Reste que cette stratégie marketing, bien que visible, est rarement complètement assumée. Une marque américaine de vêtements Abercrombie & Fitch en a, elle, fait un argument publicitaire de vente décomplexé dès le début des années 2000 : pas question d’habiller les moches, trop ou pas assez grands, petits, gros, mais uniquement les gens déterminés par la marque comme beaux, minces et « cools »: « Franchement, nous nous adressons aux enfants cools qui ont une attitude super et qui ont plein d’amis. Sommes-nous exclusifs ? Complètement. », avance en 2006 Mike Jeffries, le PDG de la marque. Résultat: les vendeurs sont recrutés à l’examen de leurs abdos, accueillant le chaland et potentiel client (beau lui aussi), torse nu et sourire « ultra-bright », une publicité vivante de la beauté ultra-sexualisée. Pour décourager définitivement les « moches » qui n’auraient pas compris la politique de la maison, les tailles supérieures à 38 sont retirées des rayons. Mais attention, du côté des femmes uniquement, les larges carrures masculines vantées par la marque nécessitent, elles, plus de tissus.

…et décadence

Mais l’obsession du beau a fini par causer la perte de la marque certifiée ‘anti-moche’. En plus d’être illégale, cette discrimination au physique provoque l’ire des consommateurs à travers le monde.
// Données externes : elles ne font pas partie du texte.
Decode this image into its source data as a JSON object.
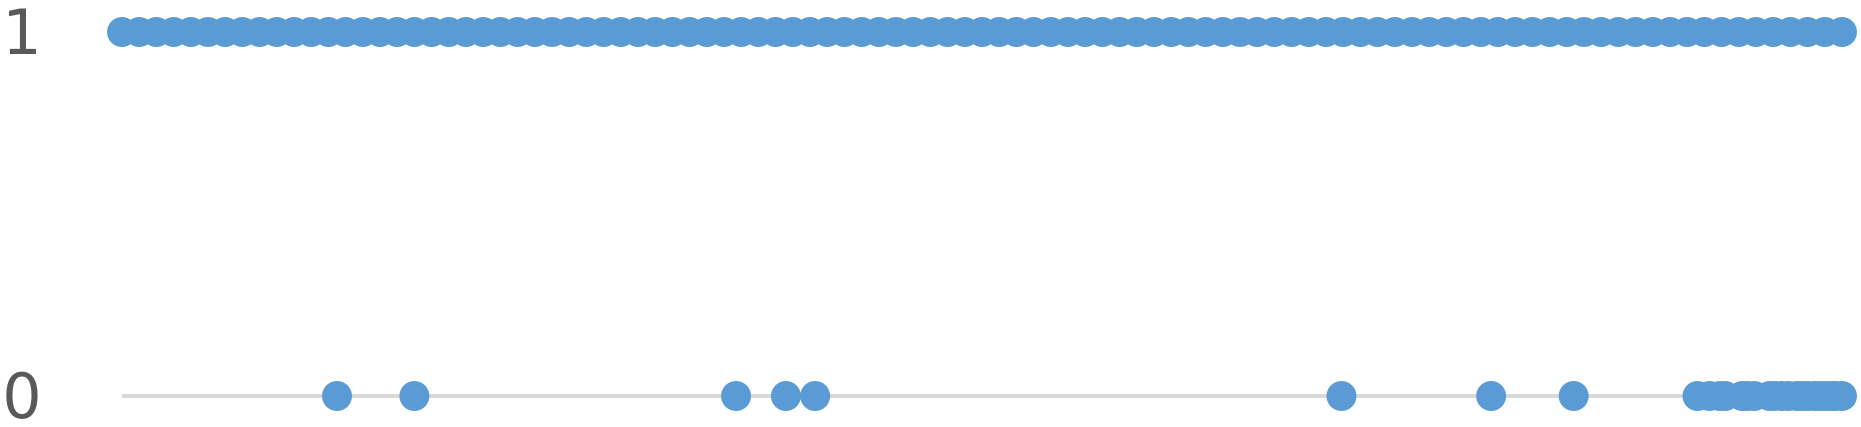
{
  "chart_data": {
    "type": "scatter",
    "title": "",
    "xlabel": "",
    "ylabel": "",
    "ylim": [
      0,
      1
    ],
    "y_ticks": [
      {
        "value": 0,
        "label": "0"
      },
      {
        "value": 1,
        "label": "1"
      }
    ],
    "grid": {
      "horizontal_baseline": true
    },
    "colors": {
      "series": "#5B9BD5",
      "baseline": "#D9D9D9",
      "tick_label": "#595959"
    },
    "series": [
      {
        "values": [
          {
            "x": 0,
            "y": 1
          },
          {
            "x": 1,
            "y": 1
          },
          {
            "x": 2,
            "y": 1
          },
          {
            "x": 3,
            "y": 1
          },
          {
            "x": 4,
            "y": 1
          },
          {
            "x": 5,
            "y": 1
          },
          {
            "x": 6,
            "y": 1
          },
          {
            "x": 7,
            "y": 1
          },
          {
            "x": 8,
            "y": 1
          },
          {
            "x": 9,
            "y": 1
          },
          {
            "x": 10,
            "y": 1
          },
          {
            "x": 11,
            "y": 1
          },
          {
            "x": 12,
            "y": 1
          },
          {
            "x": 13,
            "y": 1
          },
          {
            "x": 14,
            "y": 1
          },
          {
            "x": 15,
            "y": 1
          },
          {
            "x": 16,
            "y": 1
          },
          {
            "x": 17,
            "y": 1
          },
          {
            "x": 18,
            "y": 1
          },
          {
            "x": 19,
            "y": 1
          },
          {
            "x": 20,
            "y": 1
          },
          {
            "x": 21,
            "y": 1
          },
          {
            "x": 22,
            "y": 1
          },
          {
            "x": 23,
            "y": 1
          },
          {
            "x": 24,
            "y": 1
          },
          {
            "x": 25,
            "y": 1
          },
          {
            "x": 26,
            "y": 1
          },
          {
            "x": 27,
            "y": 1
          },
          {
            "x": 28,
            "y": 1
          },
          {
            "x": 29,
            "y": 1
          },
          {
            "x": 30,
            "y": 1
          },
          {
            "x": 31,
            "y": 1
          },
          {
            "x": 32,
            "y": 1
          },
          {
            "x": 33,
            "y": 1
          },
          {
            "x": 34,
            "y": 1
          },
          {
            "x": 35,
            "y": 1
          },
          {
            "x": 36,
            "y": 1
          },
          {
            "x": 37,
            "y": 1
          },
          {
            "x": 38,
            "y": 1
          },
          {
            "x": 39,
            "y": 1
          },
          {
            "x": 40,
            "y": 1
          },
          {
            "x": 41,
            "y": 1
          },
          {
            "x": 42,
            "y": 1
          },
          {
            "x": 43,
            "y": 1
          },
          {
            "x": 44,
            "y": 1
          },
          {
            "x": 45,
            "y": 1
          },
          {
            "x": 46,
            "y": 1
          },
          {
            "x": 47,
            "y": 1
          },
          {
            "x": 48,
            "y": 1
          },
          {
            "x": 49,
            "y": 1
          },
          {
            "x": 50,
            "y": 1
          },
          {
            "x": 51,
            "y": 1
          },
          {
            "x": 52,
            "y": 1
          },
          {
            "x": 53,
            "y": 1
          },
          {
            "x": 54,
            "y": 1
          },
          {
            "x": 55,
            "y": 1
          },
          {
            "x": 56,
            "y": 1
          },
          {
            "x": 57,
            "y": 1
          },
          {
            "x": 58,
            "y": 1
          },
          {
            "x": 59,
            "y": 1
          },
          {
            "x": 60,
            "y": 1
          },
          {
            "x": 61,
            "y": 1
          },
          {
            "x": 62,
            "y": 1
          },
          {
            "x": 63,
            "y": 1
          },
          {
            "x": 64,
            "y": 1
          },
          {
            "x": 65,
            "y": 1
          },
          {
            "x": 66,
            "y": 1
          },
          {
            "x": 67,
            "y": 1
          },
          {
            "x": 68,
            "y": 1
          },
          {
            "x": 69,
            "y": 1
          },
          {
            "x": 70,
            "y": 1
          },
          {
            "x": 71,
            "y": 1
          },
          {
            "x": 72,
            "y": 1
          },
          {
            "x": 73,
            "y": 1
          },
          {
            "x": 74,
            "y": 1
          },
          {
            "x": 75,
            "y": 1
          },
          {
            "x": 76,
            "y": 1
          },
          {
            "x": 77,
            "y": 1
          },
          {
            "x": 78,
            "y": 1
          },
          {
            "x": 79,
            "y": 1
          },
          {
            "x": 80,
            "y": 1
          },
          {
            "x": 81,
            "y": 1
          },
          {
            "x": 82,
            "y": 1
          },
          {
            "x": 83,
            "y": 1
          },
          {
            "x": 84,
            "y": 1
          },
          {
            "x": 85,
            "y": 1
          },
          {
            "x": 86,
            "y": 1
          },
          {
            "x": 87,
            "y": 1
          },
          {
            "x": 88,
            "y": 1
          },
          {
            "x": 89,
            "y": 1
          },
          {
            "x": 90,
            "y": 1
          },
          {
            "x": 91,
            "y": 1
          },
          {
            "x": 92,
            "y": 1
          },
          {
            "x": 93,
            "y": 1
          },
          {
            "x": 94,
            "y": 1
          },
          {
            "x": 95,
            "y": 1
          },
          {
            "x": 96,
            "y": 1
          },
          {
            "x": 97,
            "y": 1
          },
          {
            "x": 98,
            "y": 1
          },
          {
            "x": 99,
            "y": 1
          },
          {
            "x": 100,
            "y": 1
          },
          {
            "x": 12.5,
            "y": 0
          },
          {
            "x": 17,
            "y": 0
          },
          {
            "x": 35.7,
            "y": 0
          },
          {
            "x": 38.6,
            "y": 0
          },
          {
            "x": 40.3,
            "y": 0
          },
          {
            "x": 70.9,
            "y": 0
          },
          {
            "x": 79.6,
            "y": 0
          },
          {
            "x": 84.4,
            "y": 0
          },
          {
            "x": 91.6,
            "y": 0
          },
          {
            "x": 92.3,
            "y": 0
          },
          {
            "x": 92.9,
            "y": 0
          },
          {
            "x": 93.2,
            "y": 0
          },
          {
            "x": 94.2,
            "y": 0
          },
          {
            "x": 94.5,
            "y": 0
          },
          {
            "x": 94.9,
            "y": 0
          },
          {
            "x": 95.8,
            "y": 0
          },
          {
            "x": 96.1,
            "y": 0
          },
          {
            "x": 96.5,
            "y": 0
          },
          {
            "x": 96.9,
            "y": 0
          },
          {
            "x": 97.4,
            "y": 0
          },
          {
            "x": 97.7,
            "y": 0
          },
          {
            "x": 98.0,
            "y": 0
          },
          {
            "x": 98.4,
            "y": 0
          },
          {
            "x": 98.7,
            "y": 0
          },
          {
            "x": 99.0,
            "y": 0
          },
          {
            "x": 99.3,
            "y": 0
          },
          {
            "x": 99.6,
            "y": 0
          },
          {
            "x": 100,
            "y": 0
          }
        ]
      }
    ]
  }
}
Les plaintes en justice pleuvent – en 2014, la France avait sommé la marque de renoncer à ses pratiques dans un délai de six mois – les ventes chutent. Le PDG provocateur est congédié, les vendeurs-mannequins sont priés de se rhabiller mais rien n’y fait, Abercrombie & Fitch affiche en mai 2015 une perte nette de 63 millions de dollars. « Le vent tourne. La chute d’Abercrombie prouve le ras-le-bol des consommateurs qui ne veulent plus de ces images stéréotypées et discriminantes sur la beauté et sur la mode. Les marques ont du souci à se faire. Elles vont devoir changer leur publicité », analyse Frédéric Godart, sociologue de la mode.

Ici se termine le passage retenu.